Mit so viel Widerstand hatten die Rechtsextremen wohl nicht gerechnet. Nach nur wenigen hundert Metern stockte ihr Demonstrationszug durch die Offenbacher Innenstadt, weil zahlreiche Gegen-Demonstranten den Weg blockierten. Als die NPD-Anhänger mit Gewalt die Polizeiabsperrung durchbrechen wollten, bekamen sie Prügel.
Auch NPD-Landesvorsitzender Marcel Wöll legte sich mit der Polizei an. Er durfte ebenfalls nicht weitermarschieren.
Als die Polizei verkündete, dass sich die NPD zurückziehen werde, brach spontaner Jubel bei den Gegen-Demonstranten auf.
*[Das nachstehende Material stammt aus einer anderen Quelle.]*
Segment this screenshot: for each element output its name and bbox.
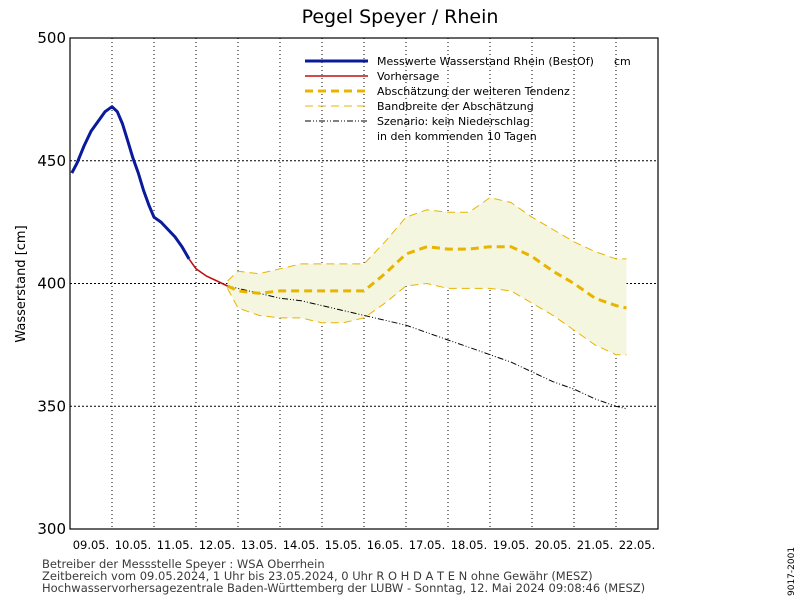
x-tick-label: 16.05.: [367, 538, 404, 552]
x-tick-label: 22.05.: [619, 538, 656, 552]
chart-title: Pegel Speyer / Rhein: [302, 6, 499, 28]
footer-time-range: Zeitbereich vom 09.05.2024, 1 Uhr bis 23…: [42, 569, 593, 583]
legend-label-scenario-2: in den kommenden 10 Tagen: [377, 130, 537, 143]
band-area: [227, 197, 627, 356]
legend: Messwerte Wasserstand Rhein (BestOf) cm …: [305, 55, 631, 143]
legend-label-measured: Messwerte Wasserstand Rhein (BestOf): [377, 55, 594, 68]
legend-label-tendency: Abschätzung der weiteren Tendenz: [377, 85, 570, 98]
side-id-label: 9017-2001: [787, 547, 797, 596]
x-tick-label: 13.05.: [241, 538, 278, 552]
x-tick-label: 15.05.: [325, 538, 362, 552]
x-tick-label: 11.05.: [157, 538, 194, 552]
y-tick-label: 450: [37, 152, 66, 170]
series-forecast-line: [188, 258, 228, 287]
series-scenario-line: [227, 285, 627, 410]
x-axis-ticks: 09.05. 10.05. 11.05. 12.05. 13.05. 14.05. 15.0…: [73, 538, 656, 552]
y-tick-label: 500: [37, 29, 66, 47]
footer-operator: Betreiber der Messstelle Speyer : WSA Ob…: [42, 557, 325, 571]
legend-label-scenario: Szenario: kein Niederschlag: [377, 115, 530, 128]
y-tick-label: 350: [37, 397, 66, 415]
x-tick-label: 12.05.: [199, 538, 236, 552]
series-tendency-line: [226, 245, 627, 310]
legend-unit: cm: [614, 55, 631, 68]
y-axis-label: Wasserstand [cm]: [14, 225, 29, 342]
band-lower-line: [227, 282, 627, 356]
legend-label-band: Bandbreite der Abschätzung: [377, 100, 534, 113]
y-tick-label: 400: [37, 275, 66, 293]
x-tick-label: 14.05.: [283, 538, 320, 552]
x-tick-label: 17.05.: [409, 538, 446, 552]
series-lines: [70, 105, 627, 410]
footer-source: Hochwasservorhersagezentrale Baden-Württ…: [42, 581, 645, 595]
band-upper-line: [227, 197, 627, 282]
y-tick-label: 300: [37, 520, 66, 538]
x-tick-label: 19.05.: [493, 538, 530, 552]
x-tick-label: 09.05.: [73, 538, 110, 552]
x-tick-label: 18.05.: [451, 538, 488, 552]
band-fill: [227, 197, 627, 355]
x-tick-label: 20.05.: [535, 538, 572, 552]
x-tick-label: 10.05.: [115, 538, 152, 552]
legend-label-forecast: Vorhersage: [377, 70, 439, 83]
y-axis-ticks: 300 350 400 450 500: [37, 29, 66, 538]
x-tick-label: 21.05.: [577, 538, 614, 552]
series-measured-line: [70, 105, 191, 260]
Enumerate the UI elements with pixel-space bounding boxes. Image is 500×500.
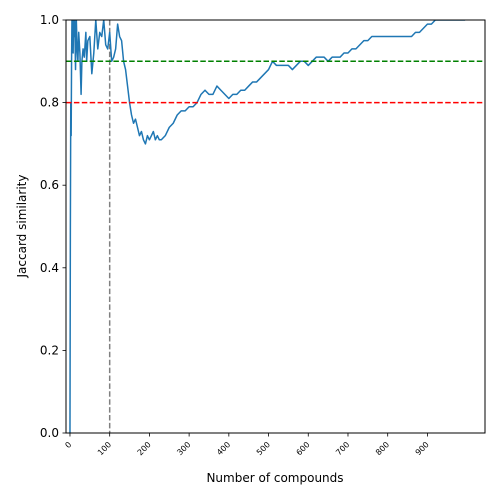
y-tick-label: 0.2 bbox=[40, 343, 59, 357]
plot-content bbox=[66, 20, 485, 433]
x-tick-label: 200 bbox=[136, 440, 153, 457]
y-axis-ticks: 0.0 0.2 0.4 0.6 0.8 1.0 bbox=[40, 13, 66, 440]
x-axis-ticks: 0 100 200 300 400 500 600 700 800 900 bbox=[63, 433, 431, 457]
axes-frame bbox=[65, 19, 486, 434]
plot-area bbox=[66, 20, 485, 433]
x-tick-label: 100 bbox=[96, 440, 113, 457]
y-tick-label: 0.0 bbox=[40, 426, 59, 440]
y-tick-label: 0.8 bbox=[40, 96, 59, 110]
x-tick-label: 700 bbox=[334, 440, 351, 457]
x-tick-label: 600 bbox=[295, 440, 312, 457]
series-line bbox=[69, 20, 466, 433]
x-tick-label: 400 bbox=[215, 440, 232, 457]
x-axis-label: Number of compounds bbox=[206, 471, 343, 485]
x-tick-label: 800 bbox=[374, 440, 391, 457]
y-tick-label: 1.0 bbox=[40, 13, 59, 27]
x-tick-label: 500 bbox=[255, 440, 272, 457]
y-axis-label: Jaccard similarity bbox=[15, 175, 29, 279]
x-tick-label: 300 bbox=[175, 440, 192, 457]
y-tick-label: 0.6 bbox=[40, 178, 59, 192]
y-tick-label: 0.4 bbox=[40, 261, 59, 275]
x-tick-label: 900 bbox=[414, 440, 431, 457]
x-tick-label: 0 bbox=[63, 440, 73, 450]
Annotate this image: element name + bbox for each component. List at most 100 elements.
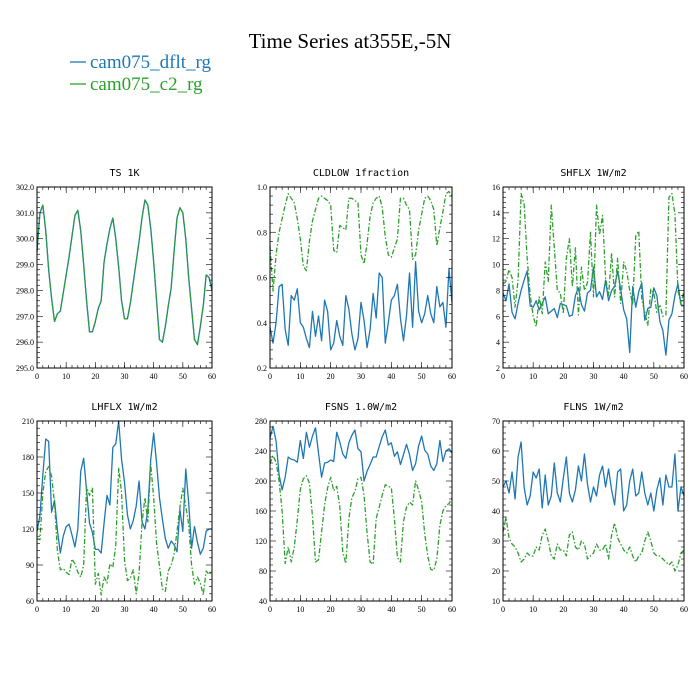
panel-2: CLDLOW 1fraction 0 10 20 30 40 50 60 0.2 0.4 0.6 0.… (257, 168, 456, 381)
y-tick-label: 150 (22, 489, 34, 498)
series-line-dflt (269, 261, 453, 351)
x-tick-label: 40 (150, 605, 158, 614)
x-tick-label: 30 (121, 605, 129, 614)
panel-1: TS 1K 0 10 20 30 40 50 60 295.0 296.0 297.0 298.0 29… (16, 168, 216, 381)
panels: TS 1K0 10 20 30 40 50 60295.0296.0297.0298.029… (16, 168, 688, 614)
y-tick-label: 300.0 (16, 235, 34, 244)
y-tick-label: 297.0 (16, 312, 34, 321)
series-line-dflt (36, 420, 212, 555)
x-tick-label: 0 (35, 372, 39, 381)
y-tick-label: 20 (492, 567, 500, 576)
series-line-c2 (36, 199, 213, 346)
figure-title: Time Series at355E,-5N (249, 29, 452, 53)
y-tick-label: 299.0 (16, 261, 34, 270)
y-tick-label: 0.2 (257, 364, 267, 373)
panel-title: FLNS 1W/m2 (563, 402, 623, 413)
y-tick-label: 296.0 (16, 338, 34, 347)
x-tick-label: 60 (208, 605, 216, 614)
x-tick-label: 10 (296, 605, 304, 614)
panel-title: CLDLOW 1fraction (313, 168, 409, 179)
panel-title: TS 1K (109, 168, 139, 179)
x-tick-label: 20 (559, 605, 567, 614)
x-tick-label: 60 (208, 372, 216, 381)
y-tick-label: 30 (492, 537, 500, 546)
y-tick-label: 40 (259, 597, 267, 606)
y-tick-label: 6 (496, 312, 500, 321)
x-tick-label: 30 (590, 372, 598, 381)
series-line-dflt (269, 425, 453, 491)
y-tick-label: 298.0 (16, 286, 34, 295)
panel-title: LHFLX 1W/m2 (91, 402, 157, 413)
y-tick-label: 0.6 (257, 274, 267, 283)
x-tick-label: 10 (529, 372, 537, 381)
y-tick-label: 10 (492, 261, 500, 270)
y-tick-label: 210 (22, 417, 34, 426)
y-tick-label: 80 (259, 567, 267, 576)
x-tick-label: 10 (62, 372, 70, 381)
x-tick-label: 30 (357, 372, 365, 381)
y-tick-label: 160 (255, 507, 267, 516)
x-tick-label: 40 (150, 372, 158, 381)
x-tick-label: 50 (418, 372, 426, 381)
x-tick-label: 60 (680, 372, 688, 381)
y-tick-label: 40 (492, 507, 500, 516)
x-tick-label: 50 (179, 372, 187, 381)
legend-label-c2: cam075_c2_rg (90, 74, 203, 95)
panel-title: SHFLX 1W/m2 (560, 168, 626, 179)
y-tick-label: 200 (255, 477, 267, 486)
x-tick-label: 30 (357, 605, 365, 614)
y-tick-label: 12 (492, 235, 500, 244)
x-tick-label: 40 (620, 605, 628, 614)
x-tick-label: 50 (418, 605, 426, 614)
y-tick-label: 1.0 (257, 183, 267, 192)
x-tick-label: 20 (327, 372, 335, 381)
x-tick-label: 50 (650, 605, 658, 614)
x-tick-label: 20 (559, 372, 567, 381)
x-tick-label: 0 (501, 372, 505, 381)
y-tick-label: 301.0 (16, 209, 34, 218)
y-tick-label: 50 (492, 477, 500, 486)
x-tick-label: 60 (448, 605, 456, 614)
x-tick-label: 30 (590, 605, 598, 614)
legend-label-dflt: cam075_dflt_rg (90, 52, 212, 73)
y-tick-label: 16 (492, 183, 500, 192)
x-tick-label: 40 (387, 605, 395, 614)
x-tick-label: 10 (529, 605, 537, 614)
x-tick-label: 20 (91, 372, 99, 381)
x-tick-label: 60 (680, 605, 688, 614)
y-tick-label: 0.4 (257, 319, 267, 328)
y-tick-label: 2 (496, 364, 500, 373)
y-tick-label: 280 (255, 417, 267, 426)
x-tick-label: 0 (268, 372, 272, 381)
x-tick-label: 30 (121, 372, 129, 381)
series-line-c2 (502, 516, 685, 572)
panel-5: FSNS 1.0W/m2 0 10 20 30 40 50 60 40 80 120 160 200 24… (255, 402, 456, 614)
x-tick-label: 0 (35, 605, 39, 614)
y-tick-label: 60 (492, 447, 500, 456)
y-tick-label: 14 (492, 209, 500, 218)
y-tick-label: 180 (22, 453, 34, 462)
y-tick-label: 240 (255, 447, 267, 456)
series-line-c2 (36, 463, 213, 596)
x-tick-label: 40 (387, 372, 395, 381)
series-line-c2 (269, 454, 453, 571)
x-tick-label: 40 (620, 372, 628, 381)
x-tick-label: 50 (650, 372, 658, 381)
x-tick-label: 20 (91, 605, 99, 614)
y-tick-label: 60 (26, 597, 34, 606)
series-line-c2 (502, 192, 685, 328)
panel-4: LHFLX 1W/m2 0 10 20 30 40 50 60 60 90 120 150 180 210 (22, 402, 216, 614)
x-tick-label: 10 (296, 372, 304, 381)
x-tick-label: 10 (62, 605, 70, 614)
y-tick-label: 90 (26, 561, 34, 570)
series-line-c2 (269, 190, 453, 292)
y-tick-label: 295.0 (16, 364, 34, 373)
y-tick-label: 0.8 (257, 228, 267, 237)
x-tick-label: 50 (179, 605, 187, 614)
series-line-dflt (502, 266, 685, 356)
y-tick-label: 120 (255, 537, 267, 546)
x-tick-label: 20 (327, 605, 335, 614)
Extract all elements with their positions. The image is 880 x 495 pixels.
Sie hatten zunächst in einer Mahnwache am Bieberer Berg gegen die NPD-Versammlung protestiert, hatten sich dann aber entschlossen, in die Innenstadt zu ziehen, wo die NPD demonstrierte.
Wirt kündigt NPD
Ursprünglich sollte der Wahlkampfauftakt der NPD in einer Offenbacher Kneipe stattfinden. Doch der Wirt der Gaststätte kündigte den Rechtsextremen kurzfristig den Mietvertrag für den Saal, als er erfuhr, dass bei ihm eine Parteiveranstaltung geplant sei.
Der Offenbacher Magistrat hatte am Mittwoch den Aufmarsch der Rechtsextremen genehmigt. Laut Oberbürgermeister Horst Schneider (SPD) hätte der Versuch, die Demonstration zu verbieten, vor Gericht keinen Bestand gehabt. Man habe die Veranstaltung zudem nicht zu hoch hängen wollen, da man mit nur wenigen Teilnehmern gerechnet habe, sagte er in der Presse.
Vertreter der Gewerkschaften und mehrerer Parteien erinnerten in einer Gedenkveranstaltung am Stadion an Manfred Weinberg. Dieser hatte 1932 verhindert, dass Adolf Hitler auf dem Bieberer Berg eine Rede hielt.